Há o desespero e há os seus familiares. O irmão desespero, o pai desespero, o tio desespero.
Mas todos eles tocam a mesma canção.
Quem sabe disto é a mulher da vida. Melhor: a prostituta que quando dá onze no relógio da noite aí vem ela, disfarçada de novo, subindo e descendo a rua até que o primeiro carro pare e o condutor lhe faça o gesto combinado. Ninguém sabe ao certo como se faz ou como se fez prostitutas.
Há quem defenda que elas são prostitutas porque se há sapateiros, lenhadores, operários fabris, tem de haver prostitutas.
Mas a Madelena sempre gostou de costura, de aproveitar pontinhas de malha e fazer os seus cascóis e as suas luvas.
Por quê a vida se avaria de repente tal pacemaker no coração de um velho de muitos e muitos anos? Que diferença faz entre a vida e a morte nestes casos em que a solidão usa colete de forças numa mulher? Em dois traços diria que Madelena podia até ser pianista mas acabou na rua prazeirando forasteiros.
Podia até ser sindicalista e lutar contra a fome mas acabou sendo ela a própria fome, o exagero da falta.
Uma paixão de Madalena pode durar até vinte minutos. Dois vezes dez minutos para operar o sofrimento, quatro vezes cinco minutos a tricotar silêncios, vinte minutos de impura solução. Um dia há-de ter alguém que lhe conte aquela história da menina do balão azul a passear na praia.
É ridículo alguém sonhar com promessas, muito mais com borboletas. O sonho havia de ser algo que se possa beijar, amarrar, sem dar contas a ninguém, sem declarar ao carteiro que o nosso apelido aumentou.
As tónicas variam de grito para grito.
O camaleão tem sempre uma cor para seu disfarce. Madalena não tem. Tem um filho para cuidar e para lhe ensinar a tabuada completa que vem no lápis. Mas isto ninguém adivinha. Tem uma lista de compras para riscar mas ainda lhe falta uns bons trocados, tem a roupinha do menino para passar e um creme para lhe pôr no peito.
Madalena não fuma nem gasta dinheiro em tacões altos. Todos os dias são fim do mês. Dizia eu, há o desespero, há a chance perdida mais um calor que se arrefece com o passar das horas. São duas da manhã, o teatro encerrou portas, o espectáculo acabou e os artistas foram beber um copo à Baixa. Parece que a peça foi muito boa.
Contava a história de uma prostituta que se safou e venceu na vida, e depois das voltas e voltas que a vida deu, agora é enfermeira de um hospital e nos intervalos dá papa aos velhinhos.
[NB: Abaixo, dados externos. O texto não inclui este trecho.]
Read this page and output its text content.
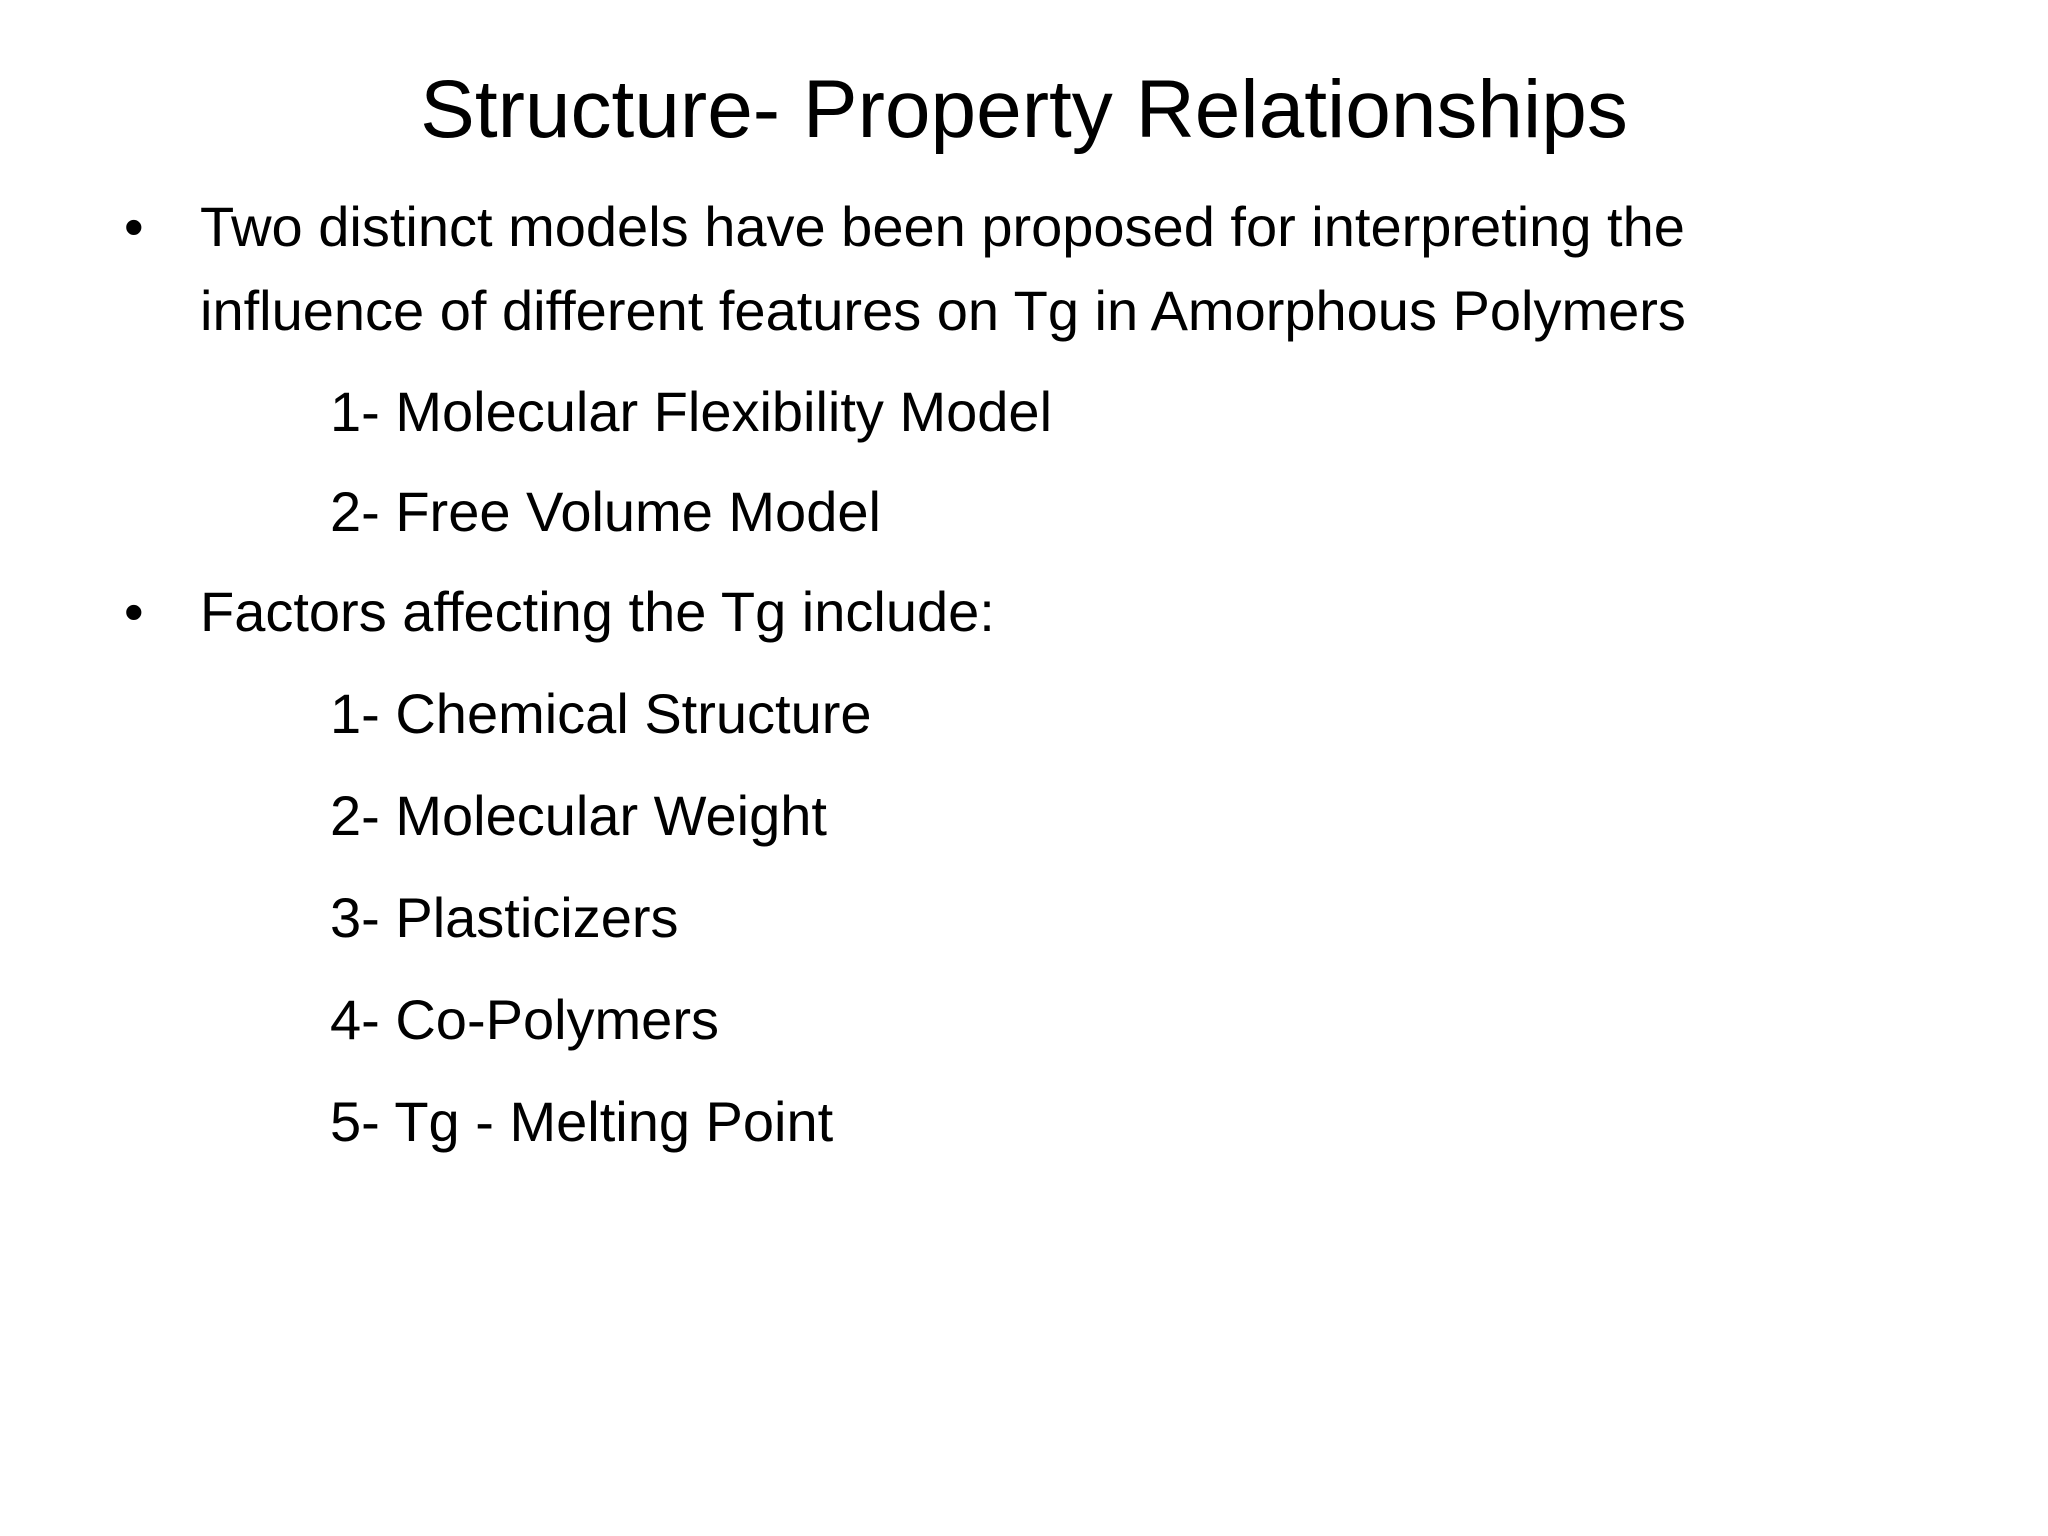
Structure- Property Relationships
• Two distinct models have been proposed for interpreting the
influence of different features on Tg in Amorphous Polymers
1- Molecular Flexibility Model
2- Free Volume Model
• Factors affecting the Tg include:
1- Chemical Structure
2- Molecular Weight
3- Plasticizers
4- Co-Polymers
5- Tg - Melting Point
Um final feliz com certeza, daqueles enredos de arrancar uma mimosidade geral na plateia.
Mas o real além de ter personagens reais não há espaço para aplauso nem ensaio geral antes da estreia.
O mundo está debaixo dos pés, sobre a terra fria e não sobre o estrado do palco com luzes a fingir o negrume.
Os artistas foram os últimos a sair do teatro com o relógio a marcar as duas e pico da manhã. O escuro não se pressente porque todos eles acenderam os seus cigarros, as suas vozes bem colocadas espantam os espíritos desta noite que é mais uma e que será igual hà de amanhã.
E, à Madalena, sempre mal retratada, ainda lhe sobrou uns pequenos insultos.
- quanto é o tombo mor!
O fingimento da dor dói mais do que eu sei lá. Afinal, entre a ficção e a realidade há um grande navio que consegue dar a volta.
A prostituta está com frio e daqui a nada o menino que está em casa sózinho vai acordar para tomar leitinho.
Ela vê quanto tem e quanto ainda lhe falta para de manhã cedo pegar na lista de compras e voltar ao papel de mãe cujas ruínas do seu corpo é bem pior do que qualquer papel de cenário amarrotado.
(Será que vai ser admitida na lojinha de roupa da rua direita?)
Já passam das duas da manhã e com certeza o menino chora e, Madalena olha o dinheiro que apurou mas ainda lhe falta para: arroz, massa, fruta, cereais, ovos, carne fresca, receitas médicas,etc, que para esta noite, num cálculo a frio serão: duas pilas para abater.